Montague and Capulet. Coke and Pepsi. Sony and Nintendo. Apple and Samsung. Whether you are a fan of Shakespeare, cola, computer games or gadgets, history is littered with two rivals battling it out for supremacy and bragging rights. When it comes to electronics, the battle between the two big dogs in smartphones has raged for years. Like a humble and workman-like Lionel Messi to a flashy, self-promoting Cristano Ronaldo, Samsung has been happy to climb to the top of the smartphone market without generating Apple-like levels of hype.
While Apple has historically had the ability to build considerable buzz with each new phone announcement, Samsung has consistently hovered along, developing new products to move with the market and suit the needs of consumers.
The latest in the long line of these advances – as reported by Techly in March – are the Samsung Galaxy S6 and Galaxy S6 Edge.
As we said then, cutting edge just got cutting-er. While we reported that the device quickly established itself as a market leader, we also noted that it was a change of sorts for Samsung. The device aimed to establish Samsung as a style leader, with the sleek smooth glass-and-matte-metal body design a refreshing change from the phone’s “previously cheap look and feel”.

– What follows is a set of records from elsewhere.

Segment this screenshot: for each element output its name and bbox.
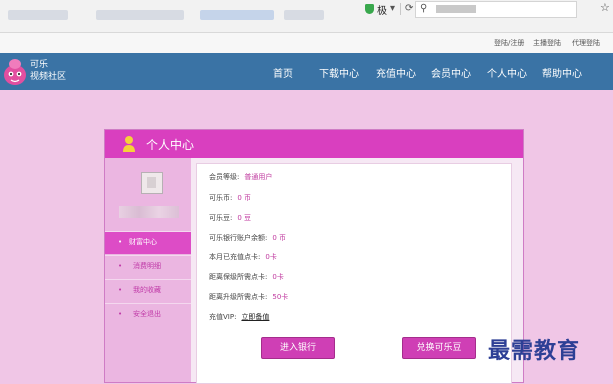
row-value: 50卡 xyxy=(272,293,289,301)
nav-recharge[interactable]: 充值中心 xyxy=(376,65,416,80)
chevron-down-icon[interactable]: ▾ xyxy=(390,3,395,14)
menu-item-consumption[interactable]: • 消费明细 xyxy=(105,255,191,278)
logo-icon[interactable] xyxy=(2,55,28,87)
keep-level-row: 距离保级所需点卡: 0卡 xyxy=(209,272,284,282)
watermark: 最需教育 xyxy=(488,338,581,364)
personal-center-panel: 个人中心 • 财富中心 • 消费明细 • 我的收藏 • 安全退出 会员等级: 普通… xyxy=(104,129,524,384)
browser-toolbar: 极 ▾ ⟳ ⚲ ☆ xyxy=(0,0,613,33)
nav-help[interactable]: 帮助中心 xyxy=(542,65,582,80)
search-icon: ⚲ xyxy=(420,3,428,14)
avatar-placeholder xyxy=(147,177,156,188)
row-value: 0卡 xyxy=(272,273,284,281)
menu-item-logout[interactable]: • 安全退出 xyxy=(105,303,191,326)
blurred-tab[interactable] xyxy=(8,10,68,20)
username-blur xyxy=(119,206,179,218)
row-label: 可乐银行账户余额: xyxy=(209,234,268,242)
panel-sidebar: • 财富中心 • 消费明细 • 我的收藏 • 安全退出 xyxy=(105,158,191,382)
row-label: 可乐豆: xyxy=(209,214,233,222)
upgrade-row: 距离升级所需点卡: 50卡 xyxy=(209,292,288,302)
agent-login-link[interactable]: 代理登陆 xyxy=(572,38,600,48)
row-value: 普通用户 xyxy=(244,173,273,181)
cola-coin-row: 可乐币: 0 币 xyxy=(209,193,251,203)
nav-download[interactable]: 下载中心 xyxy=(319,65,359,80)
divider xyxy=(400,3,401,15)
vip-row: 充值VIP: 立即备值 xyxy=(209,312,269,322)
bank-balance-row: 可乐银行账户余额: 0 币 xyxy=(209,233,286,243)
row-value: 0 豆 xyxy=(237,214,252,222)
vip-recharge-link[interactable]: 立即备值 xyxy=(241,313,269,321)
cola-bean-row: 可乐豆: 0 豆 xyxy=(209,213,251,223)
blurred-tab[interactable] xyxy=(200,10,274,20)
menu-item-wealth-center[interactable]: • 财富中心 xyxy=(105,231,191,254)
row-value: 0卡 xyxy=(265,253,277,261)
login-register-link[interactable]: 登陆/注册 xyxy=(494,38,524,48)
bullet-icon: • xyxy=(118,310,123,318)
row-label: 充值VIP: xyxy=(209,313,237,321)
row-value: 0 币 xyxy=(272,234,287,242)
search-text-blur xyxy=(436,5,476,13)
menu-item-label: 消费明细 xyxy=(133,262,161,270)
user-icon xyxy=(123,136,135,152)
compat-mode-label[interactable]: 极 xyxy=(377,2,387,17)
nav-member[interactable]: 会员中心 xyxy=(431,65,471,80)
bullet-icon: • xyxy=(118,238,123,246)
exchange-bean-button[interactable]: 兑换可乐豆 xyxy=(402,337,476,359)
bullet-icon: • xyxy=(118,262,123,270)
menu-item-label: 财富中心 xyxy=(129,238,157,246)
refresh-icon[interactable]: ⟳ xyxy=(405,3,413,14)
top-links-bar: 登陆/注册 主播登陆 代理登陆 xyxy=(0,33,613,53)
panel-title: 个人中心 xyxy=(146,138,195,152)
nav-personal[interactable]: 个人中心 xyxy=(487,65,527,80)
menu-item-label: 安全退出 xyxy=(133,310,161,318)
menu-item-favorites[interactable]: • 我的收藏 xyxy=(105,279,191,302)
wealth-info: 会员等级: 普通用户 可乐币: 0 币 可乐豆: 0 豆 可乐银行账户余额: 0 币 本… xyxy=(196,163,512,384)
menu-item-label: 我的收藏 xyxy=(133,286,161,294)
row-value: 0 币 xyxy=(237,194,252,202)
row-label: 本月已充值点卡: xyxy=(209,253,261,261)
logo-subtitle: 视频社区 xyxy=(30,72,67,82)
shield-icon[interactable] xyxy=(365,4,374,14)
main-navbar: 可乐 视频社区 首页 下载中心 充值中心 会员中心 个人中心 帮助中心 xyxy=(0,53,613,90)
avatar[interactable] xyxy=(141,172,163,194)
logo-title: 可乐 xyxy=(30,60,49,70)
star-icon[interactable]: ☆ xyxy=(600,1,610,14)
blurred-tab[interactable] xyxy=(284,10,324,20)
monthly-recharge-row: 本月已充值点卡: 0卡 xyxy=(209,252,277,262)
nav-home[interactable]: 首页 xyxy=(273,65,293,80)
row-label: 可乐币: xyxy=(209,194,233,202)
bullet-icon: • xyxy=(118,286,123,294)
row-label: 距离升级所需点卡: xyxy=(209,293,268,301)
enter-bank-button[interactable]: 进入银行 xyxy=(261,337,335,359)
anchor-login-link[interactable]: 主播登陆 xyxy=(533,38,561,48)
row-label: 会员等级: xyxy=(209,173,240,181)
panel-header: 个人中心 xyxy=(105,130,523,158)
blurred-tab[interactable] xyxy=(96,10,184,20)
row-label: 距离保级所需点卡: xyxy=(209,273,268,281)
member-level-row: 会员等级: 普通用户 xyxy=(209,172,272,182)
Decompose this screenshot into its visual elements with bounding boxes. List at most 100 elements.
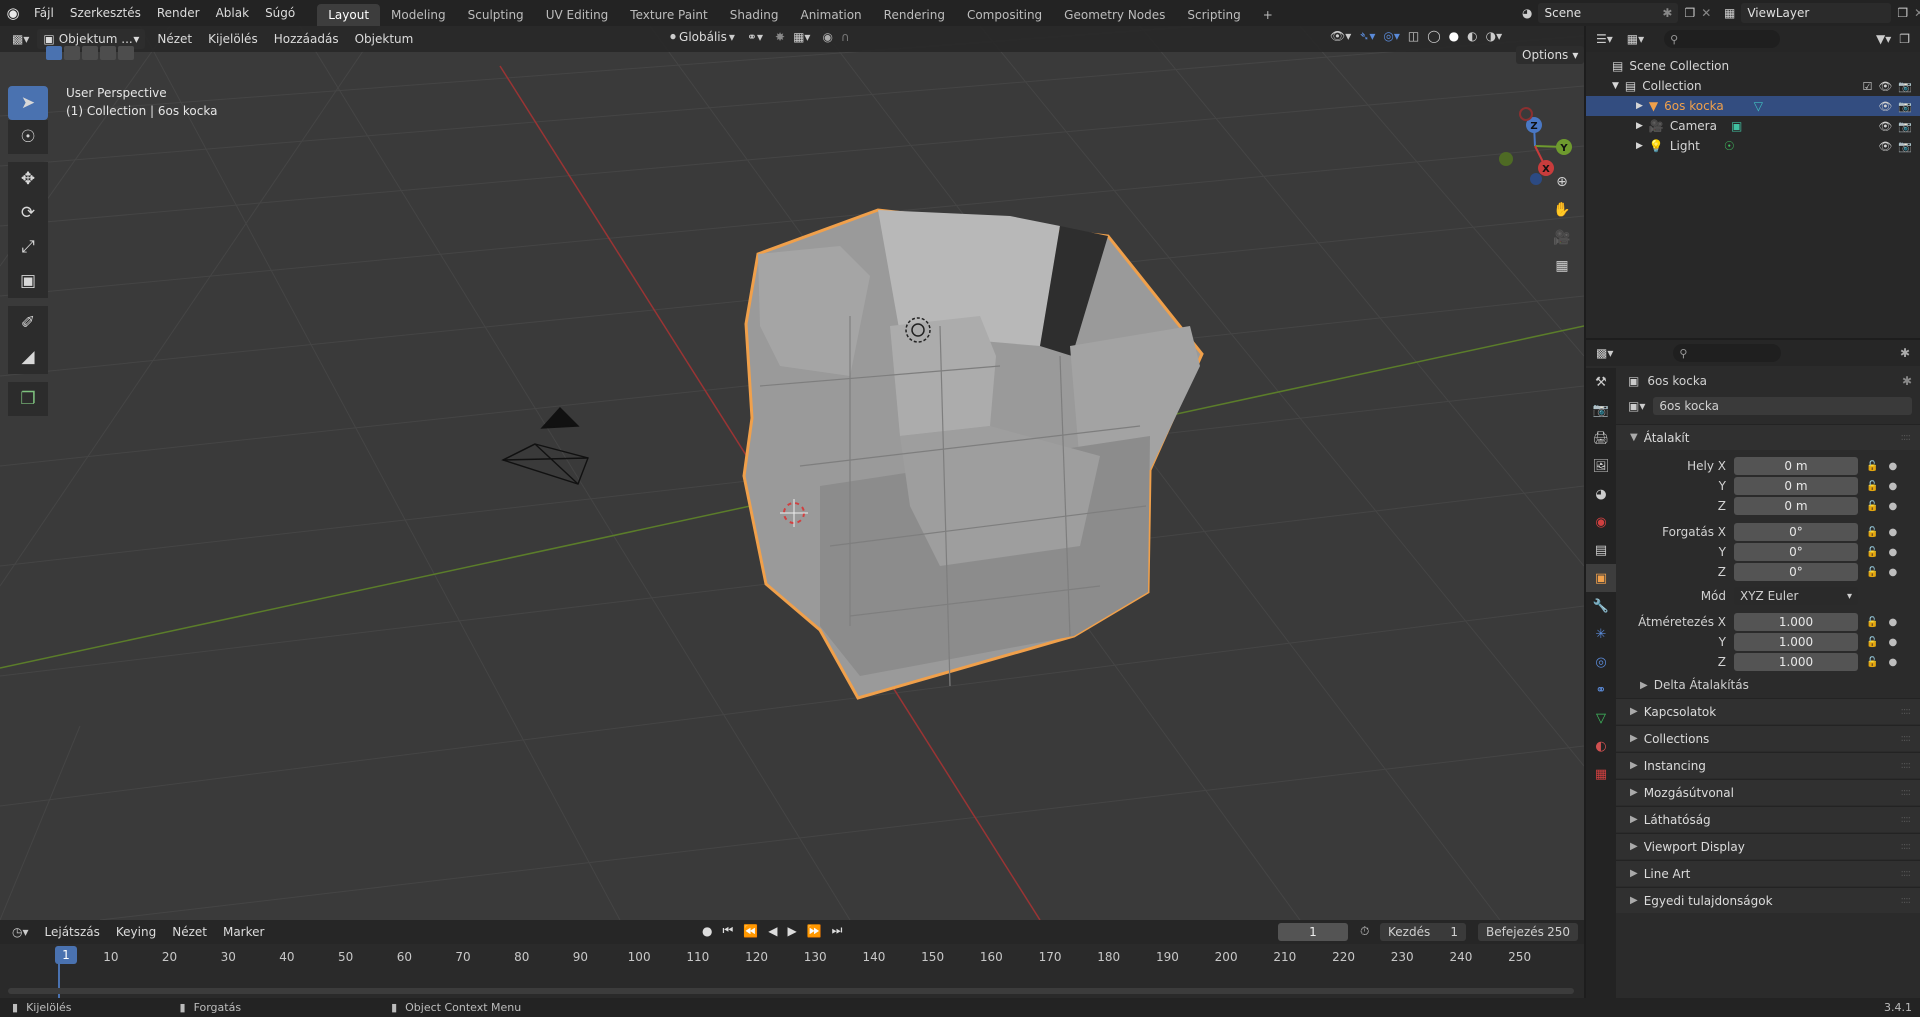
pan-hand-icon[interactable]: ✋	[1548, 196, 1576, 224]
jump-end-icon[interactable]: ⏭	[832, 923, 843, 938]
lock-icon[interactable]: 🔓	[1866, 547, 1878, 558]
material-shading-icon[interactable]: ◐	[1467, 29, 1477, 43]
overlay-icon[interactable]: ◎▾	[1383, 29, 1400, 43]
mesh-data-icon[interactable]: ▽	[1754, 99, 1763, 113]
editor-type-icon[interactable]: ▩▾	[12, 32, 29, 46]
menu-render[interactable]: Render	[149, 0, 208, 26]
add-cube-tool[interactable]: ❐	[8, 382, 48, 416]
rotation-x-field[interactable]: 0°	[1734, 523, 1858, 541]
grip-icon[interactable]: ::::	[1901, 814, 1912, 825]
panel-viewport-display[interactable]: ▶ Viewport Display ::::	[1616, 833, 1920, 859]
tab-texture-paint[interactable]: Texture Paint	[619, 4, 718, 26]
scale-y-field[interactable]: 1.000	[1734, 633, 1858, 651]
rotation-y-field[interactable]: 0°	[1734, 543, 1858, 561]
outliner-item-6os-kocka[interactable]: ▶ ▼ 6os kocka ▽ 👁 📷	[1586, 96, 1920, 116]
menu-view[interactable]: Nézet	[164, 925, 215, 939]
jump-keyframe-forward-icon[interactable]: ⏩	[807, 924, 822, 938]
lock-icon[interactable]: 🔓	[1866, 567, 1878, 578]
object-name-field[interactable]: 6os kocka	[1653, 397, 1912, 415]
select-extend-icon[interactable]	[64, 46, 80, 60]
panel-transform[interactable]: ▼ Átalakít ::::	[1616, 424, 1920, 450]
zoom-icon[interactable]: ⊕	[1548, 168, 1576, 196]
keyframe-dot-icon[interactable]: ●	[1888, 657, 1897, 668]
scale-tool[interactable]: ⤢	[8, 230, 48, 264]
tab-rendering[interactable]: Rendering	[873, 4, 956, 26]
grip-icon[interactable]: ::::	[1901, 895, 1912, 906]
transform-tool[interactable]: ▣	[8, 264, 48, 298]
cursor-tool[interactable]: ☉	[8, 120, 48, 154]
record-icon[interactable]: ●	[702, 924, 712, 938]
view-layer-selector[interactable]: ViewLayer	[1741, 3, 1892, 23]
checkbox-icon[interactable]: ☑	[1862, 80, 1872, 93]
scene-tab-icon[interactable]: ◕	[1586, 480, 1616, 508]
eye-icon[interactable]: 👁	[1878, 100, 1892, 113]
ortho-grid-icon[interactable]: ▦	[1548, 252, 1576, 280]
filter-icon[interactable]: ▼▾	[1876, 32, 1891, 46]
menu-keying[interactable]: Keying	[108, 925, 164, 939]
display-mode-icon[interactable]: ▦▾	[1627, 32, 1644, 46]
menu-select[interactable]: Kijelölés	[200, 32, 266, 46]
visibility-icon[interactable]: 👁▾	[1330, 29, 1351, 43]
location-y-field[interactable]: 0 m	[1734, 477, 1858, 495]
measure-tool[interactable]: ◢	[8, 340, 48, 374]
gizmo-toggle-icon[interactable]: ➴▾	[1359, 29, 1375, 43]
lock-icon[interactable]: 🔓	[1866, 501, 1878, 512]
location-x-field[interactable]: 0 m	[1734, 457, 1858, 475]
editor-type-icon[interactable]: ▩▾	[1596, 346, 1613, 360]
editor-type-icon[interactable]: ☰▾	[1596, 32, 1613, 46]
select-invert-icon[interactable]	[100, 46, 116, 60]
rotate-tool[interactable]: ⟳	[8, 196, 48, 230]
panel-custom-properties[interactable]: ▶ Egyedi tulajdonságok ::::	[1616, 887, 1920, 913]
current-frame-field[interactable]: 1	[1278, 923, 1348, 941]
camera-view-icon[interactable]: 🎥	[1548, 224, 1576, 252]
location-z-field[interactable]: 0 m	[1734, 497, 1858, 515]
lock-icon[interactable]: 🔓	[1866, 637, 1878, 648]
viewport-scene[interactable]: Z Y X	[0, 26, 1584, 920]
menu-playback[interactable]: Lejátszás	[37, 925, 108, 939]
expand-icon[interactable]: ▶	[1636, 121, 1643, 131]
keyframe-dot-icon[interactable]: ●	[1888, 567, 1897, 578]
tab-shading[interactable]: Shading	[719, 4, 790, 26]
scene-selector[interactable]: Scene ✱	[1538, 3, 1679, 23]
keyframe-dot-icon[interactable]: ●	[1888, 637, 1897, 648]
properties-search-input[interactable]: ⚲	[1673, 344, 1782, 362]
select-intersect-icon[interactable]	[118, 46, 134, 60]
move-tool[interactable]: ✥	[8, 162, 48, 196]
blender-logo-icon[interactable]: ◉	[0, 0, 26, 26]
outliner-item-camera[interactable]: ▶ 🎥 Camera ▣ 👁 📷	[1586, 116, 1920, 136]
eye-icon[interactable]: 👁	[1878, 120, 1892, 133]
grip-icon[interactable]: ::::	[1901, 733, 1912, 744]
new-view-layer-icon[interactable]: ❐	[1897, 6, 1908, 20]
tab-layout[interactable]: Layout	[317, 4, 381, 26]
grip-icon[interactable]: ::::	[1901, 706, 1912, 717]
lock-icon[interactable]: 🔓	[1866, 461, 1878, 472]
data-tab-icon[interactable]: ▽	[1586, 704, 1616, 732]
camera-render-icon[interactable]: 📷	[1898, 100, 1912, 113]
physics-tab-icon[interactable]: ◎	[1586, 648, 1616, 676]
grip-icon[interactable]: ::::	[1901, 868, 1912, 879]
outliner-collection[interactable]: ▼ ▤ Collection ☑ 👁 📷	[1586, 76, 1920, 96]
light-data-icon[interactable]: ☉	[1724, 139, 1735, 153]
panel-instancing[interactable]: ▶ Instancing ::::	[1616, 752, 1920, 778]
pin-icon[interactable]: ✱	[1662, 6, 1672, 20]
expand-icon[interactable]: ▶	[1636, 101, 1643, 111]
world-tab-icon[interactable]: ◉	[1586, 508, 1616, 536]
panel-collections[interactable]: ▶ Collections ::::	[1616, 725, 1920, 751]
orientation-dropdown[interactable]: Globális	[679, 30, 727, 44]
camera-render-icon[interactable]: 📷	[1898, 140, 1912, 153]
delete-scene-icon[interactable]: ✕	[1701, 6, 1711, 20]
menu-object[interactable]: Objektum	[347, 32, 422, 46]
camera-render-icon[interactable]: 📷	[1898, 120, 1912, 133]
timeline-scrollbar[interactable]	[8, 988, 1574, 994]
wireframe-shading-icon[interactable]: ◯	[1427, 29, 1440, 43]
new-scene-icon[interactable]: ❐	[1684, 6, 1695, 20]
panel-visibility[interactable]: ▶ Láthatóság ::::	[1616, 806, 1920, 832]
frame-ruler[interactable]: 1102030405060708090100110120130140150160…	[0, 950, 1584, 972]
outliner-scene-collection[interactable]: ▤ Scene Collection	[1586, 56, 1920, 76]
particles-tab-icon[interactable]: ✳	[1586, 620, 1616, 648]
start-frame-field[interactable]: Kezdés 1	[1380, 923, 1466, 941]
tab-modeling[interactable]: Modeling	[380, 4, 457, 26]
jump-keyframe-back-icon[interactable]: ⏪	[743, 924, 758, 938]
xray-icon[interactable]: ◫	[1408, 29, 1419, 43]
lock-icon[interactable]: 🔓	[1866, 617, 1878, 628]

But, as my mother, teacher and bathroom mirror tell me, it is what’s on the inside that counts.
The Galaxy S6 and S6 Edge have plenty of power to go with the sleek design, allowing users the best smartphone tool yet to capture special moments, whatever they may be.
The S6 edge, in particular, Techly rate as probably the best phone to watch and record stuff with – and that is where Evergig comes in.
Techly wrote about Evergig back in November 2014, giving you the low down on a new phenomenon in live music – fan-shot footage, synced with the interwebs and turned into a film clip.
In short, with hundreds and thousands of concert goers filming the concert on their smartphones, it created the potential for the huge amount of footage to be edited into one clip which took the best angles from a myriad of possibilities.
With others coming to the party too, like FanFootage.com, it has created new potential for enjoying and re-enjoying concerts – whether you were there or not. It is also a far cheaper way to enjoy your favourite band, and do so from the comfort of wherever.
By staying home and avoiding moshpits, there is now no need to get hot and sweaty at concerts again (unless watching your fave band gets you hot and sweaty, in which case you should probably stay home anyway).
The issue with fan-shot footage has always been quality – we all have that friend who wants us to relive his shaky, 120-minute Nickelback on his smartphone which looks terrible and sounds worse.
However, with advances in smartphone technology, fan shot footage can be good – so good in fact that it no longer looks fan shot. The Galaxy S6 and S6 Edge provide you with film clip quality technics – that you can carry in your pocket.
And while not looking too shabby either.
A quick look at the Evergig website shows a who’s who of bands, with plenty to offer from each. There are 1,185,270 concert videos on the site – and counting.
There is also a running update list of who is doing the best adding and editing at any time, meaning you can connect with a community of amateur camera operators and directors – who suddenly aren’t looking so amateur.
Finally, it is a long time since mobile phones have been mobile phones. They are now cameras, computers, credit cards, cd collections and form the basis for a myriad of social connections. Evergig shows just another angle to this.